Here’s the box Pandora held and the bottles the genies were released from; they look like prisons and coffins now. People die in this war, but ideas cannot be erased.” — Men Explain Things to Me, 154

As is probably clear from this post, I really enjoyed reading Solnit and would like to read more. I think it’s a shame that a lot of people have reduced her work to “mansplaining” when what she addresses is so much more compelling than a buzzword. However, I will say that there was one moment in the text that gave me pause and I couldn’t really decide whether I bought the imagery she was using or not. In one chapter, Grandmother Spider, Solnit meditates on the idea of female nonexistent and the violence of obliteration. She begins with a description of a painting by Ana Teresa Fernandez that is placed under the chapter heading, an image of a woman whose body is mostly obscured by a large bedsheet she is hanging up on a line. From the image of the female body obscured (veiled, covered), Solnit moves eventually to other examples of women who “have been made to disappear”. One example is a photograph that ran in The New York Times during the war in Afghanistan:

“The big image at the head of the story was supposed to show a family, but I only saw a man and children, until I realized with astonishment that what I had taken for drapery or furniture was a fully veiled woman. She had disappeared from view, and whatever all the other arguments may be about veils and burkas, they make people literally disappear.” — Men Explain Things to Me, 6768

Likening things to other things based on how they look (or how you yourself perceive them) is how many terrible — and false — equivalences are made. I am not someone who wears a veil of any kind, nor am I someone who understands the culture behind this photograph or the power structure supporting it. However, I think that this moment is an example of someone excited about making connections between things (the idea of gendered disappearance – the painting – the photograph) without the making use of the ambiguity that she later lauds Woolf for. Do I find a lot of fault in this passage? Not really, because I am in no position to support it nor offer a really meaningfully critique. I did notice that this passage felt different from what I read elsewhere in the book and, since it stood out to me in some way, I wanted to touch on it here for anyone who happened to be curious.

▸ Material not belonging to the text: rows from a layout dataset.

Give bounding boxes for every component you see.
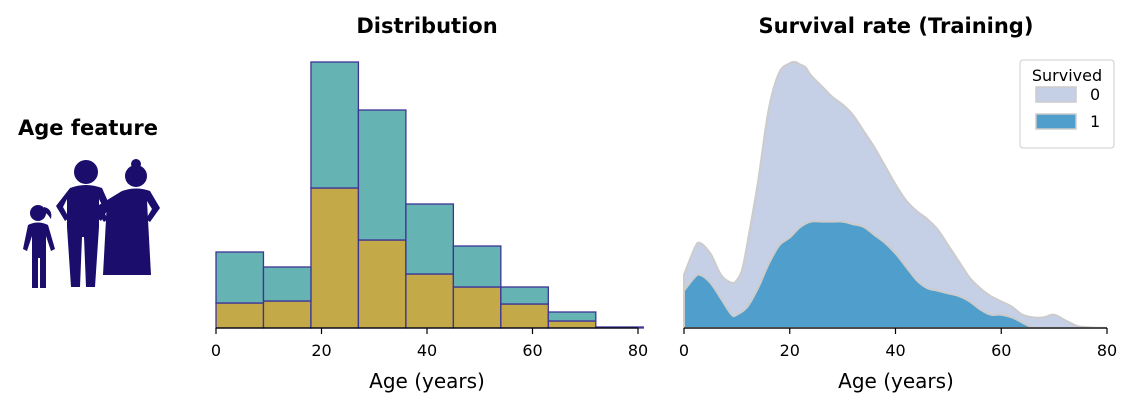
histogram-bar xyxy=(500,303,549,329)
histogram-bar xyxy=(452,286,502,329)
x-tick-label: 0 xyxy=(211,341,221,360)
histogram-bar xyxy=(262,300,312,329)
histogram-bar xyxy=(215,251,265,304)
feature-title: Age feature xyxy=(18,116,158,140)
legend-swatch xyxy=(1035,113,1077,130)
histogram-bar xyxy=(310,61,360,189)
distribution-chart: Distribution 0 20 40 60 80 Age (years) xyxy=(211,14,648,393)
survival-chart: Survival rate (Training) 0 20 40 60 80 Age (… xyxy=(679,14,1117,393)
histogram-bar xyxy=(547,320,597,329)
legend-label: 0 xyxy=(1090,85,1100,104)
legend: Survived 0 1 xyxy=(1019,59,1115,149)
x-tick-label: 20 xyxy=(311,341,331,360)
x-tick-label: 40 xyxy=(417,341,437,360)
legend-title: Survived xyxy=(1032,66,1102,85)
man-icon xyxy=(56,160,110,287)
chart-title: Survival rate (Training) xyxy=(759,14,1034,38)
x-tick-label: 60 xyxy=(522,341,542,360)
x-axis-label: Age (years) xyxy=(369,369,485,393)
legend-label: 1 xyxy=(1090,112,1100,131)
chart-title: Distribution xyxy=(356,14,497,38)
woman-icon xyxy=(94,159,160,275)
histogram-bar xyxy=(500,286,549,305)
histogram-bar xyxy=(215,302,265,329)
x-axis-label: Age (years) xyxy=(838,369,954,393)
x-tick-label: 20 xyxy=(780,341,800,360)
density-area-1 xyxy=(683,220,1034,329)
histogram-bar xyxy=(357,239,407,329)
girl-icon xyxy=(23,205,55,288)
histogram-bar xyxy=(405,203,455,275)
histogram-bar xyxy=(310,187,360,329)
histogram-bar xyxy=(452,245,502,288)
histogram-bar xyxy=(405,273,455,329)
histogram-bar xyxy=(547,311,597,322)
x-tick-label: 40 xyxy=(885,341,905,360)
x-tick-label: 80 xyxy=(628,341,648,360)
histogram-bar xyxy=(357,109,407,241)
x-tick-label: 80 xyxy=(1097,341,1117,360)
people-icons xyxy=(23,159,160,288)
x-tick-label: 60 xyxy=(991,341,1011,360)
legend-swatch xyxy=(1035,86,1077,103)
x-tick-label: 0 xyxy=(679,341,689,360)
histogram-bar xyxy=(262,266,312,302)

I plan on continuing reading Solnit’s work, because I think her writing is absolutely beautiful and I love how she balances evidence with her own reflections. It’s crazy how long it took me to reading her work, but I am so happy that I did now and I look forward to reading more from her.

Please let me know if you have any recommendations on other Solnit books!


2 thoughts on “on rebecca solnit: men explain things to me

  1. What a wonderful essay on Solnit’s writing. She’s brilliant. My favorites are “A Field Guide to Getting Lost” and “The Faraway Nearby”.